A little-publicized bill affecting special education was passed at the end of the New York state legislative session. While supporters feel it would benefit these students, school officials are worried about the precedent it might set.
Both the New York Senate and Assembly passed a bill that would require "the home life and family background" of special education students be considered by school officials deciding where to place them.
Currently, if a public school district can't meet the needs of a special ed student, taxpayers end up covering the cost of private school for the child.
Special education student's needs would now include religious and cultural concerns. This new criteria would give parents more leverage to argue their child belongs in a private school instead of their local public school.
Orthodox Jewish and Catholic groups are among those who support the bill, saying that children from some backgrounds are not prepared to function in secular schools.

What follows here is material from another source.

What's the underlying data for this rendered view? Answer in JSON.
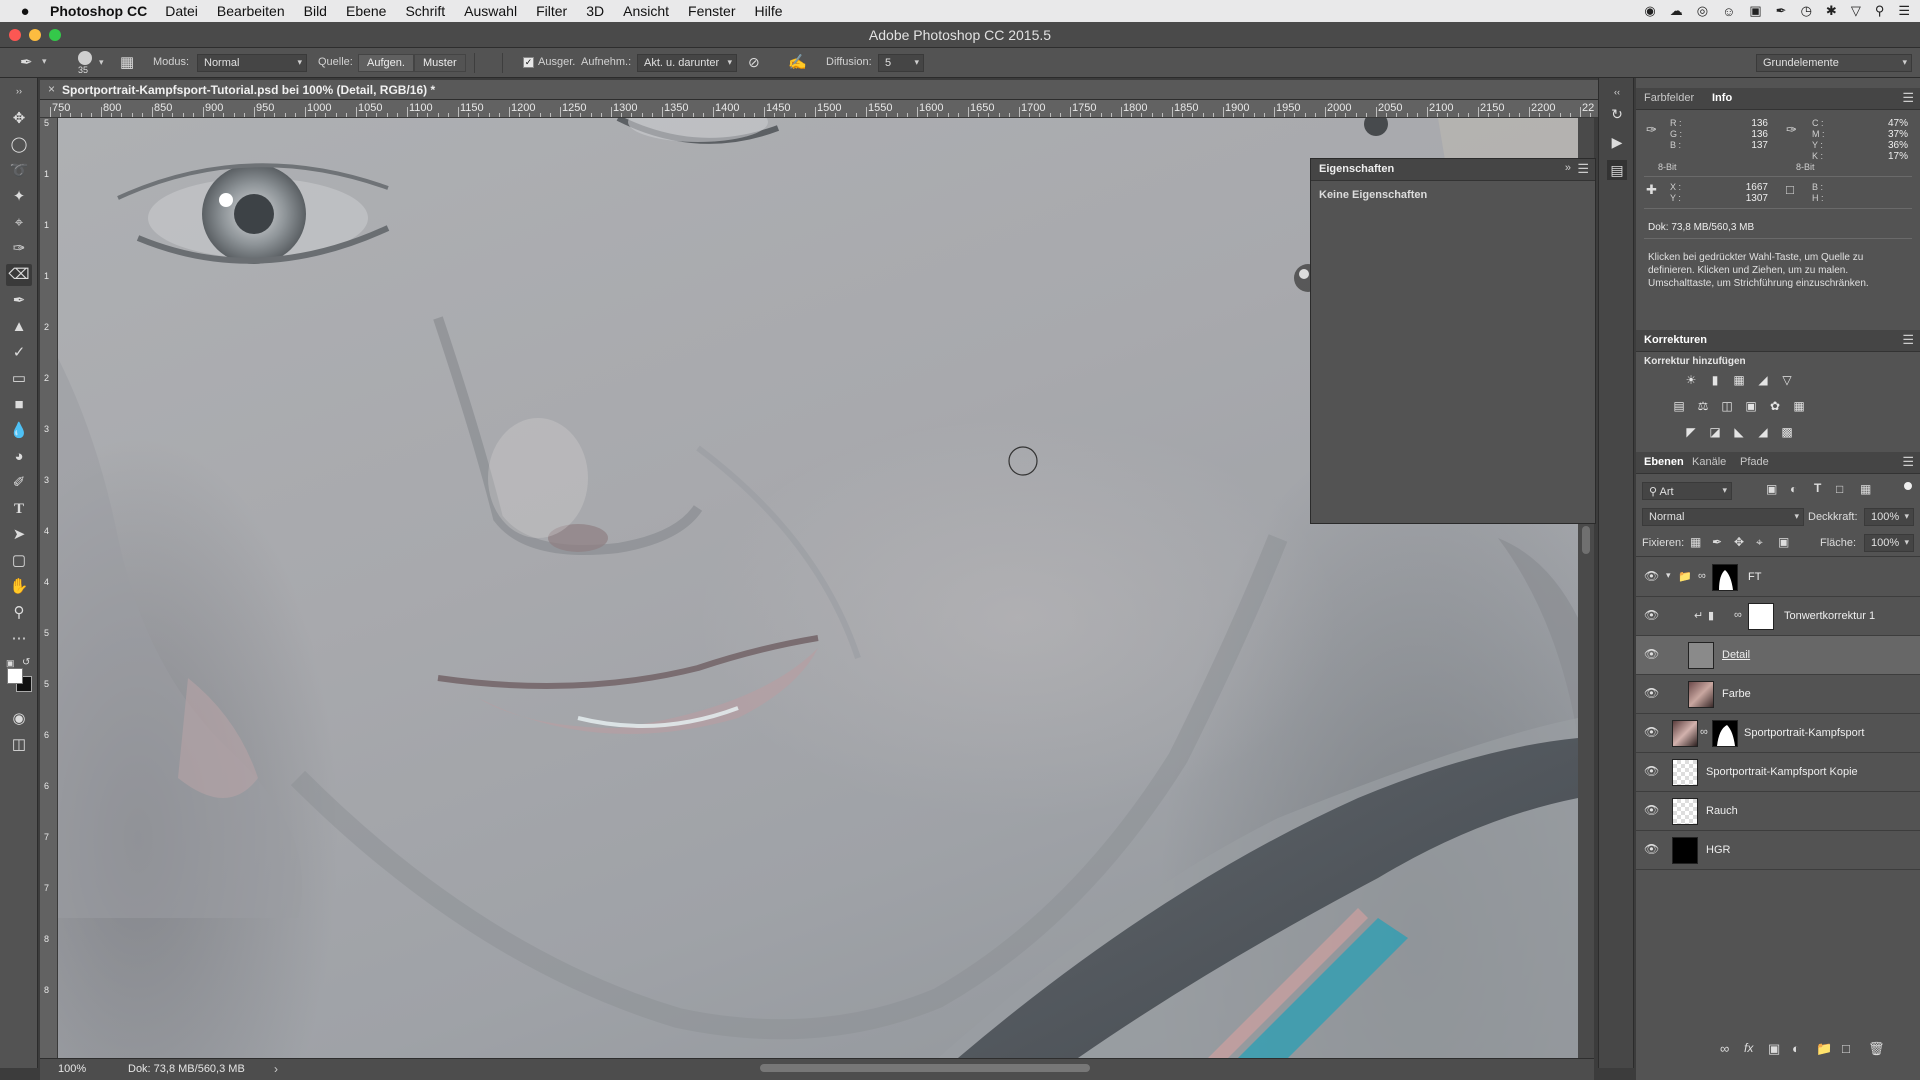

Opponents of the legislation, including some local politicians in parts of the state, say it is too broad. The executive director of the New York State School Boards Association, Tim Kremer, agrees.
"That in our mind opens up a whole can of worms. And how do you define home life considerations, cultural aspects? [It's] pretty vaguely defined in this legislation," said Kremer.
Orthodox Jewish groups which pushed for the bill, argue this will help parents place their special needs children in private school, where many in their community, often including their siblings, are educated.
Opponents say the school districts will end up paying for more students to go to private school.
While the bill was primarily promoted by religious interest groups, Kremer feels its language opens the door to other groups of people.
"It is likely going to have other implications for other cultural interests, other religious groups, people who feel their child is not going to fit into the traditional education program and needs to be placed elsewhere," said Kremer.
Supporters of the bill say it will help streamline the process for parents who are petitioning the schools about the placement of their child.
But Kremer says the bill creates administrative and legal concerns for school districts, and could lead to unforeseen consequences.
"In our mind, this is really opening the idea of a voucher system here in New York for the first time."
Governor Andrew Cuomo still must sign the bill for it to go into effect.